Friday, March 18, 2011

what young dogs think - they're old so it doesn't matter

Sitting in the Creperie Restaurant last night (17Mar11) I couldn't help over hearing the table next to me. The volume and the proximity made it hard to concentrate. 

"They're old anyway, so it doesn't matter. They can go and do whatever, go anywhere." 
The young man was talking very enthusiastically to a young Vietnamese lady
It reminded me of myself in my younger days. 
I thought that older people would have less fears because after all they're older, there is MUCH less to lose, isn't there ? 
I mean, why worry, they're going to die soon anyway, so they can really cut lose and enjoy life, can't they ? 
They would not be so scared of life like me. Not so overly cautious would they ? 
I really did think something like that once, in my (more) naive youth. 
How wrong can you be ? 

Ha ha ha.... 
Would be nice. If only. 

I remember reading in the New Scientist (?  or somewhere like that) that bees and ants send the older bees out further from the hive, on the more dangerous missions, because they were more expendable. They had less working life to contribute to the hive. (Well ok, this is what the scientists THINK the bees are doing, I've not asked the bees). 

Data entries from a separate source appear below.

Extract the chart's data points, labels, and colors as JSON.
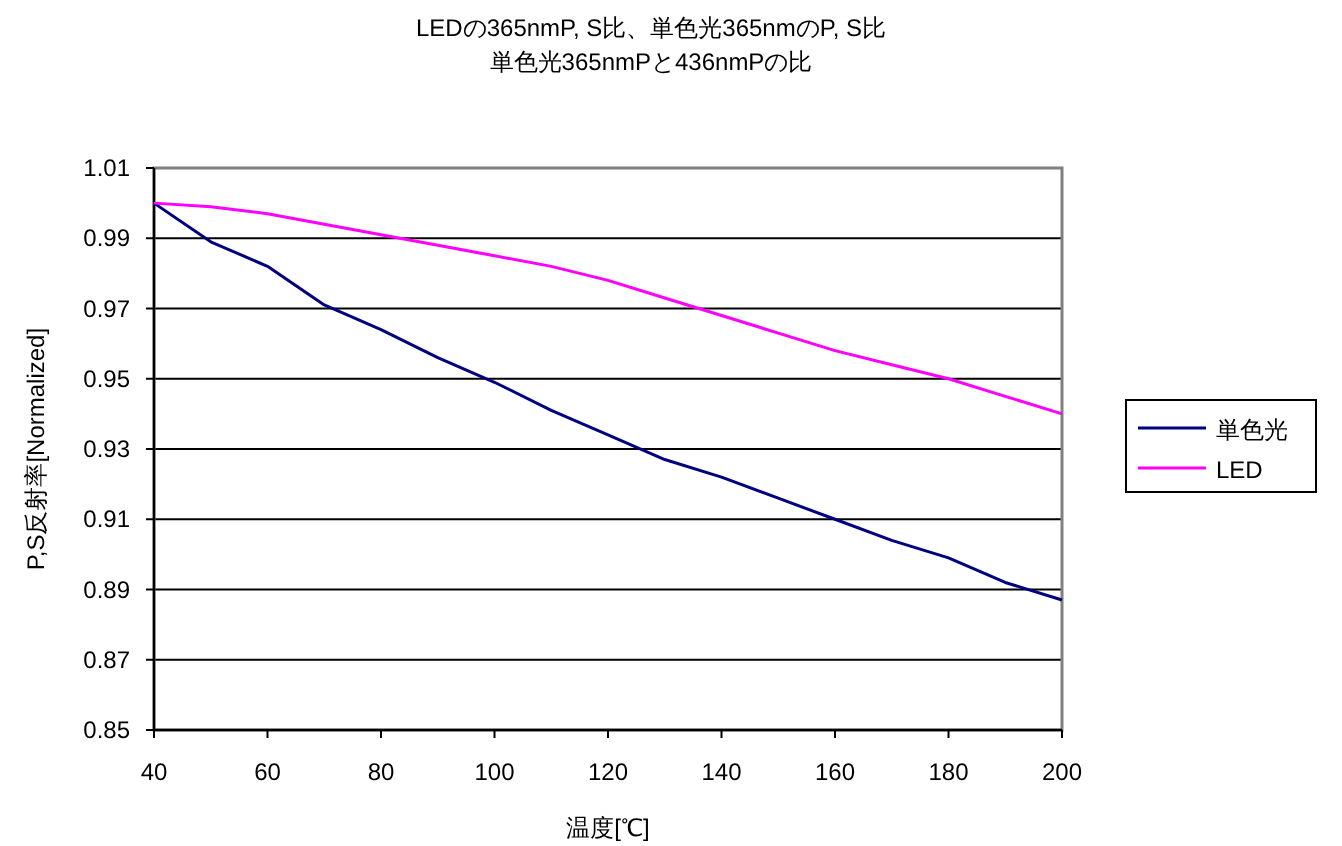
{
  "chart_data": {
    "type": "line",
    "title": "LEDの365nmP, S比、単色光365nmのP, S比",
    "subtitle": "単色光365nmPと436nmPの比",
    "xlabel": "温度[℃]",
    "ylabel": "P,S反射率[Normalized]",
    "x": [
      40,
      50,
      60,
      70,
      80,
      90,
      100,
      110,
      120,
      130,
      140,
      150,
      160,
      170,
      180,
      190,
      200
    ],
    "series": [
      {
        "name": "単色光",
        "color": "#000080",
        "values": [
          1.0,
          0.989,
          0.982,
          0.971,
          0.964,
          0.956,
          0.949,
          0.941,
          0.934,
          0.927,
          0.922,
          0.916,
          0.91,
          0.904,
          0.899,
          0.892,
          0.887
        ]
      },
      {
        "name": "LED",
        "color": "#ff00ff",
        "values": [
          1.0,
          0.999,
          0.997,
          0.994,
          0.991,
          0.988,
          0.985,
          0.982,
          0.978,
          0.973,
          0.968,
          0.963,
          0.958,
          0.954,
          0.95,
          0.945,
          0.94
        ]
      }
    ],
    "xlim": [
      40,
      200
    ],
    "xticks": [
      40,
      60,
      80,
      100,
      120,
      140,
      160,
      180,
      200
    ],
    "ylim": [
      0.85,
      1.01
    ],
    "yticks": [
      {
        "value": 0.85,
        "label": "0.85"
      },
      {
        "value": 0.87,
        "label": "0.87"
      },
      {
        "value": 0.89,
        "label": "0.89"
      },
      {
        "value": 0.91,
        "label": "0.91"
      },
      {
        "value": 0.93,
        "label": "0.93"
      },
      {
        "value": 0.95,
        "label": "0.95"
      },
      {
        "value": 0.97,
        "label": "0.97"
      },
      {
        "value": 0.99,
        "label": "0.99"
      },
      {
        "value": 1.01,
        "label": "1.01"
      }
    ],
    "grid": "y",
    "legend": "right",
    "marker": "none",
    "line_style": "solid"
  }
}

Now that I'm over 50 (what ME, over 50 ? I thought getting older only happens to others. Never to ME!) 
Let's try again: NOW THAT I"M OVER 50! 
I see that the opposite is true. As we get older we get more cautious, more afraid. 
Less adventurous, less passionate. 
There are exceptions. 

NB: I even saved that web-page about older bees going on the riskier missions on my hard drive, but can't find it now.... anyone has a copy ? 
FOUND IT: its not bees, its ants: http://www.critterzone.com/magazineresource/ants-communication-organization-behavior.htm
Let me quote a small bit from it:

In many ant species, younger workers spend their time at the center of the nest where it's safest, tending to the queen and eggs. As the ants age, they take up tasks further out. The oldest ants carry out the most dangerous work, foraging for food outside the nest where they are more likely to meet their doom. However, it has been determined that in many ants, the correlation between age and task is not so strong, where the division of labor is quite flexible. Age may influence what a worker does, but they may revert to old tasks if needed. Therefore, age isn't the organizing principle in division of labor for many species.

I wouldn't be surprised if something like that applies to bees  too.

Humans do something like that too. In an emergency it is 'women and children first' at least that is what the movies tell us when a ship goes down. I like think it would really happen like that. I like to think I would follow that rule if it ever came to it.